Une autre clé importante dans la découverte des bosons W et Z repose sur la construction de détecteurs géants, couplés à des ordinateurs. C’est une nécessité pour chercher, dans les feux d’artifice de particules produites par les collisions de faisceaux, de rares événements causés par l’apparition fugace et la désintégration extrêmement rapide des bosons électrofaibles instables.

Deux détecteurs représentant le sommet de la technologie de l’époque, c’est-à-dire de la fin des années 1970 et du début des années 1980, voient donc le jour : UA1, héritier de la chambre multifils de Georges Charpak, et un autre, baptisé UA2.

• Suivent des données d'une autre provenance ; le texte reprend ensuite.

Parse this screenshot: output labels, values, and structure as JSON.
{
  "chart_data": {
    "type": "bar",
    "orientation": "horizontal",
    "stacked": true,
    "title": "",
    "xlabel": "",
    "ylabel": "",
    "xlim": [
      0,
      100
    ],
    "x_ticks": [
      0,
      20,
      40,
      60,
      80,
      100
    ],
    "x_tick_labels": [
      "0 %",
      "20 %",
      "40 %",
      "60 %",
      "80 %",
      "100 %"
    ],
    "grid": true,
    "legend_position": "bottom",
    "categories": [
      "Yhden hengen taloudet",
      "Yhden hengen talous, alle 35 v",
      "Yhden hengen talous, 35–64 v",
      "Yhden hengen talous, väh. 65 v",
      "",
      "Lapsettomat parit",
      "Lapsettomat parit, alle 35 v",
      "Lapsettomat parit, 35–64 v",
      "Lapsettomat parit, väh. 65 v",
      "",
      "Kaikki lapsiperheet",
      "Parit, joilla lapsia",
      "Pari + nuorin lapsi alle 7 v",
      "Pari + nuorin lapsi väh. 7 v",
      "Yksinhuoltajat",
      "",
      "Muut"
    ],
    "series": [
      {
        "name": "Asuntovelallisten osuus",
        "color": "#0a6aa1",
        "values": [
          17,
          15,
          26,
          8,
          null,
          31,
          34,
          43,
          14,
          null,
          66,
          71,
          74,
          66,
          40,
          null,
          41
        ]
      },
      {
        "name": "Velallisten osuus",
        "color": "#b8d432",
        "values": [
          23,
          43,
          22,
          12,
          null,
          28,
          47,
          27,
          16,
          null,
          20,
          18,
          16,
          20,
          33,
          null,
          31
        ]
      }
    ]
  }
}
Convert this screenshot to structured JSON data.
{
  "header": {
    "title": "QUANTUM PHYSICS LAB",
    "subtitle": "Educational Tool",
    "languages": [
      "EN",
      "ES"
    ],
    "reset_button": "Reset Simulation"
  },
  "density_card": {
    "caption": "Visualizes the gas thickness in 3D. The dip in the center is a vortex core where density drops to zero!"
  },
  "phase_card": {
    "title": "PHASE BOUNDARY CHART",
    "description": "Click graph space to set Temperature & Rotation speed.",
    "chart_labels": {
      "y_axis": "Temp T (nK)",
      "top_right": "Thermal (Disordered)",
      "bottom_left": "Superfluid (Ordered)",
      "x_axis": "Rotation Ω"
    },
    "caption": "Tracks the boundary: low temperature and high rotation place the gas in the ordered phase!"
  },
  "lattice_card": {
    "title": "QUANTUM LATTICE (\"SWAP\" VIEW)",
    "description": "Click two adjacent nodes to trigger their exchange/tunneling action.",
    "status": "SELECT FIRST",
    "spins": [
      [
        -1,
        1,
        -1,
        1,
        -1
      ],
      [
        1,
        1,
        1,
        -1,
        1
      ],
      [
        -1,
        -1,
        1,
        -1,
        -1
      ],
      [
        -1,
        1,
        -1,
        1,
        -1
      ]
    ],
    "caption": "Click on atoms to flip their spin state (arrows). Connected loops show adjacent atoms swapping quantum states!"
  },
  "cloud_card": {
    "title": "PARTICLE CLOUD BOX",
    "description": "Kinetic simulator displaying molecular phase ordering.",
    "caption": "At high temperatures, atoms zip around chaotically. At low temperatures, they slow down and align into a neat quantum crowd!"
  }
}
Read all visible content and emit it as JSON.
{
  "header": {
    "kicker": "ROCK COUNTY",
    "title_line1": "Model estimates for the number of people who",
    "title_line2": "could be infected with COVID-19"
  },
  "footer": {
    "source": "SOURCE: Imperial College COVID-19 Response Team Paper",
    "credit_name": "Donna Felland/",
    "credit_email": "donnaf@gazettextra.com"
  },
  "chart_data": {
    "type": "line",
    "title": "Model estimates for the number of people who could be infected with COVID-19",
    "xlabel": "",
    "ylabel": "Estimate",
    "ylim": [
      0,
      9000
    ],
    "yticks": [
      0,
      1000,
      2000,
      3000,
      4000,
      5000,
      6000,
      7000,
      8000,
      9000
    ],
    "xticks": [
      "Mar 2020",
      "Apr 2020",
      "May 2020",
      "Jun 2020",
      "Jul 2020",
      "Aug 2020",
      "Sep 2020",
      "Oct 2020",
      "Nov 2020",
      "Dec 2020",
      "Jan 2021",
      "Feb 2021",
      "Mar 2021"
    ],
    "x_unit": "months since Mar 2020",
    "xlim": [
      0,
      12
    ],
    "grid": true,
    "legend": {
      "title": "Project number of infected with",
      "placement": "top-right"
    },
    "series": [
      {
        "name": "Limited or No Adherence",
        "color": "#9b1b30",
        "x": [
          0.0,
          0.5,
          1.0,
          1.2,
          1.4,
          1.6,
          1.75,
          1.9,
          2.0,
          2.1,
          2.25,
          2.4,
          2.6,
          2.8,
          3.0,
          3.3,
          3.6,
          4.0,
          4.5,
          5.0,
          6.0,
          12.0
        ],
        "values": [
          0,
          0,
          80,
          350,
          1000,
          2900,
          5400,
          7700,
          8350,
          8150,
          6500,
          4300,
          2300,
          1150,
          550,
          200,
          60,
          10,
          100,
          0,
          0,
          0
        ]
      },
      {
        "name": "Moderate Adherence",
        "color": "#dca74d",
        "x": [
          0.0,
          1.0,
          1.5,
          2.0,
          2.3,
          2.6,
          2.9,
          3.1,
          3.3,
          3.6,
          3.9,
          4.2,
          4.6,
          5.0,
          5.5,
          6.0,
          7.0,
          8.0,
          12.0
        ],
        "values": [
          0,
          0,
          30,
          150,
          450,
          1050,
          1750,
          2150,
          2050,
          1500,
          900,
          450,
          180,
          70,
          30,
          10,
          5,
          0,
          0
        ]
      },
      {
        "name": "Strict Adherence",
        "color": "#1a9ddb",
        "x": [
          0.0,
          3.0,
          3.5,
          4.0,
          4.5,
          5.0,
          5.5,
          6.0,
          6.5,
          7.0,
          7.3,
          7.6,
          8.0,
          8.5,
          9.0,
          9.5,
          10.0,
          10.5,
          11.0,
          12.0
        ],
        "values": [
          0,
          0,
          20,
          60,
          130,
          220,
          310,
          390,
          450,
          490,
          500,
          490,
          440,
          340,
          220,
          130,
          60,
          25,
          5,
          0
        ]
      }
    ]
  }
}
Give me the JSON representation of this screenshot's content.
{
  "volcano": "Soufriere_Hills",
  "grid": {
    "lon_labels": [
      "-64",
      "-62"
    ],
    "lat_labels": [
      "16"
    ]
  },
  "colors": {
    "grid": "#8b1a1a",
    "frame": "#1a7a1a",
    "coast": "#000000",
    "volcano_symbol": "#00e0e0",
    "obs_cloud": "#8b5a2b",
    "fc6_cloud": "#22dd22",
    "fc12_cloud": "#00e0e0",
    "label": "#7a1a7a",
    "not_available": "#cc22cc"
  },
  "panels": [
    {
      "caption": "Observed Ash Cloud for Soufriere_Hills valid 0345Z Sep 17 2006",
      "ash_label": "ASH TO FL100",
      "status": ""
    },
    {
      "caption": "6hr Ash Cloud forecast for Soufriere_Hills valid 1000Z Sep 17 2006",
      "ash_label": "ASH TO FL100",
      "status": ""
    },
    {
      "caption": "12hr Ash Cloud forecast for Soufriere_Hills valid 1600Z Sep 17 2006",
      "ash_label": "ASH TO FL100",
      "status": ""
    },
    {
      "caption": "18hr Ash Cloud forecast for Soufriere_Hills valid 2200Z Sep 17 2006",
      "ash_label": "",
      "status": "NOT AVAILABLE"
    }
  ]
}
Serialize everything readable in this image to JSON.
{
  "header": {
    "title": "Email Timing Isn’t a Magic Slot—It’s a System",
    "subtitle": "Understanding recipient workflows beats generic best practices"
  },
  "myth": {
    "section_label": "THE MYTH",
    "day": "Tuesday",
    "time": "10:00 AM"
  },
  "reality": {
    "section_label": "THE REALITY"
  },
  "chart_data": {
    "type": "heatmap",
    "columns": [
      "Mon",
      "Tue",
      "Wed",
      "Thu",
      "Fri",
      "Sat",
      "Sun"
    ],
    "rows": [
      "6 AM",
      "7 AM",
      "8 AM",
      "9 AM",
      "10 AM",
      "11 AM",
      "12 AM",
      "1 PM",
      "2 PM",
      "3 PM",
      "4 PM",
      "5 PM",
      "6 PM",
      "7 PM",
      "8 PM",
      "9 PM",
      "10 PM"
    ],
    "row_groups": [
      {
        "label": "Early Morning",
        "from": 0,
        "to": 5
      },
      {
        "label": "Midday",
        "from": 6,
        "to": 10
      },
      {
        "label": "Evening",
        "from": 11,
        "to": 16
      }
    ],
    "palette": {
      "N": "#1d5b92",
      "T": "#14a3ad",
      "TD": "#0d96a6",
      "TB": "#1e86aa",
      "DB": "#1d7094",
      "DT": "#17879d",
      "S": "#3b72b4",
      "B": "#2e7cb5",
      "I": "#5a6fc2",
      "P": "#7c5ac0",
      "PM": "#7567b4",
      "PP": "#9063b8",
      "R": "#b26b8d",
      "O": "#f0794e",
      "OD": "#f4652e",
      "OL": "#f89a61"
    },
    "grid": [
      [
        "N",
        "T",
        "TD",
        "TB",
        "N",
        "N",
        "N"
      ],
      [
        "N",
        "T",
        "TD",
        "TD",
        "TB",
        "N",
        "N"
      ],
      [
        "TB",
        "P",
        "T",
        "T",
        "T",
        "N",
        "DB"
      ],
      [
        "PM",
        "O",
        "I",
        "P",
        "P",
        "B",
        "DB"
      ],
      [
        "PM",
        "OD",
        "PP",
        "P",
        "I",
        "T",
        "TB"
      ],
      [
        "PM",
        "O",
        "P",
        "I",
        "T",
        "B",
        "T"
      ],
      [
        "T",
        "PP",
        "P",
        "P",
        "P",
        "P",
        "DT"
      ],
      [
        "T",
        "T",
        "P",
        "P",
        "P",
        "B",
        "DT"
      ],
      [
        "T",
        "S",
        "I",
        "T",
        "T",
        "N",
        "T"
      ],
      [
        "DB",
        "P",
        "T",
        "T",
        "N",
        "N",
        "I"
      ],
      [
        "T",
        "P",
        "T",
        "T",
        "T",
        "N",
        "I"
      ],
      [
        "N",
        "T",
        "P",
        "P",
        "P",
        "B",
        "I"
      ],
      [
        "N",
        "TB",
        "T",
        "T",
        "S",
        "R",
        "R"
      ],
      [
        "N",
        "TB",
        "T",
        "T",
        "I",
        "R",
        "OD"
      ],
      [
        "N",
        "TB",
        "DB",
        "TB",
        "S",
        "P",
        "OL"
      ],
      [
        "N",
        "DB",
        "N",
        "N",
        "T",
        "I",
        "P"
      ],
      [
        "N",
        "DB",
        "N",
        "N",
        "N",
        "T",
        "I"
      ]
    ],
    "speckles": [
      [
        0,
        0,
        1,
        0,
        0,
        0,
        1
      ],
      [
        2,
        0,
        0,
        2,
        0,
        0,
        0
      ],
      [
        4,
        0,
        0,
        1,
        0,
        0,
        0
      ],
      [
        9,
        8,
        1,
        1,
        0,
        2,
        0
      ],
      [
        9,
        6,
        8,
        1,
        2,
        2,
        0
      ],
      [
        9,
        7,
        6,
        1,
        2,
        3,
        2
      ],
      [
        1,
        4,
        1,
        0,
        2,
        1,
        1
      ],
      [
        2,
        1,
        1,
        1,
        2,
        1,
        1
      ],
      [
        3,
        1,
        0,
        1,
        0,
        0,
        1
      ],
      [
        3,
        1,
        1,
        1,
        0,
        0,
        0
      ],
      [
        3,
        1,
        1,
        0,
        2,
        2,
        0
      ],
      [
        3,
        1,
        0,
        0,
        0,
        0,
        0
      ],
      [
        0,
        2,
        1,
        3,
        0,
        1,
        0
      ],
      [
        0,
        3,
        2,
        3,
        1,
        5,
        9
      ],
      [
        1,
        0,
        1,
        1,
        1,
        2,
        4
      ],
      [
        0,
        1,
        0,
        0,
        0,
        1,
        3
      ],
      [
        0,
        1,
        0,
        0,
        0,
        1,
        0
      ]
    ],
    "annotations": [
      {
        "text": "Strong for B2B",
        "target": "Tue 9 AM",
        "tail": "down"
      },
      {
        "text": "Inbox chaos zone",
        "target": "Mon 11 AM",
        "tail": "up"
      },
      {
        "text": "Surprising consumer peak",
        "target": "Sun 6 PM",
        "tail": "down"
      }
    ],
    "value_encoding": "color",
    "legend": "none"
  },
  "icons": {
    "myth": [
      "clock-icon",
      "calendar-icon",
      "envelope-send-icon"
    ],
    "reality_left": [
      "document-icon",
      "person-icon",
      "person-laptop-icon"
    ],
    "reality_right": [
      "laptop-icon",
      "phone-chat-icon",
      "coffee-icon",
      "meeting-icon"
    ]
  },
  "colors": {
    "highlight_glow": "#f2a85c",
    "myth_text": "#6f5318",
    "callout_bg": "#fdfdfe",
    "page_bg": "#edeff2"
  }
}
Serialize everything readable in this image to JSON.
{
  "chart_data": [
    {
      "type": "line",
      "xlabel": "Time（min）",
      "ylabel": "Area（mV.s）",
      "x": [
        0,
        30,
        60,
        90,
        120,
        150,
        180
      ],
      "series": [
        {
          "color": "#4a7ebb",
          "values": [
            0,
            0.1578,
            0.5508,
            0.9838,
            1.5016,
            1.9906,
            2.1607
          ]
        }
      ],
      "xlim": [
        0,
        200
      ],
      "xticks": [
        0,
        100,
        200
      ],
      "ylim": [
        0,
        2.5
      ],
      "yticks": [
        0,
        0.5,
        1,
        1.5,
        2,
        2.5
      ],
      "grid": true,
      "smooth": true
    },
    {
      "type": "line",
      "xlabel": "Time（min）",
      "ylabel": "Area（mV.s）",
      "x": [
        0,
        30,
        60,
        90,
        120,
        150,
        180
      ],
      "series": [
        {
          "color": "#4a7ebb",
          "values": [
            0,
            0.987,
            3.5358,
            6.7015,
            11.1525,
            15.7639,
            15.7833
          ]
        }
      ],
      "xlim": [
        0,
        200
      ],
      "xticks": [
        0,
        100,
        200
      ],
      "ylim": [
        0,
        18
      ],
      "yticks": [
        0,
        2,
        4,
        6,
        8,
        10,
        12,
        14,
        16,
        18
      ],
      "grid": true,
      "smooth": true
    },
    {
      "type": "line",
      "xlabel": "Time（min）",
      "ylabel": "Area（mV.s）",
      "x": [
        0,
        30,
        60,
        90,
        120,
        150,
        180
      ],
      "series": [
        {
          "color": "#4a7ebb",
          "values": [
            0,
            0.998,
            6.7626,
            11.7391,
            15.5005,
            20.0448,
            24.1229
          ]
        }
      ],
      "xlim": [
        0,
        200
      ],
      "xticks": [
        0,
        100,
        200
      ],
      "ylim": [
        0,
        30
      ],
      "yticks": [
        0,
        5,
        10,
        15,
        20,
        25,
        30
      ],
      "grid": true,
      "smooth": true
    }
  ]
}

Un autre documentaire sur la découverte des bosons W, au Cern, au début des années 1980. Ces bosons sont massifs en raison de l’existence supposée du mécanisme de Brout-Englert-Higgs. Voici quelques-unes des clés pour comprendre comment s’est déroulée leur découverte. © Cern

L’indispensable détecteur de Georges Charpak

Le 20 janvier 1983, Carlo Rubbia annonce finalement au Cern l’observation par UA1 de six événements candidats au titre de boson W. Il est suivi de très peu par Luigi Di Lella, qui, l’après-midi suivante, rapporte l’observation de quatre événements candidats repérés grâce à l’UA2.

C’est finalement le 25 janvier 1983 qu’une conférence de presse révèle que Sheldon Glashow, Abdus Salam et Steven Weinberg avaient vu juste. L’année suivante, Carlo Rubbia et Simon van der Meer reçoivent le prix Nobel de physique pour leur contribution à la découverte des particules W et Z.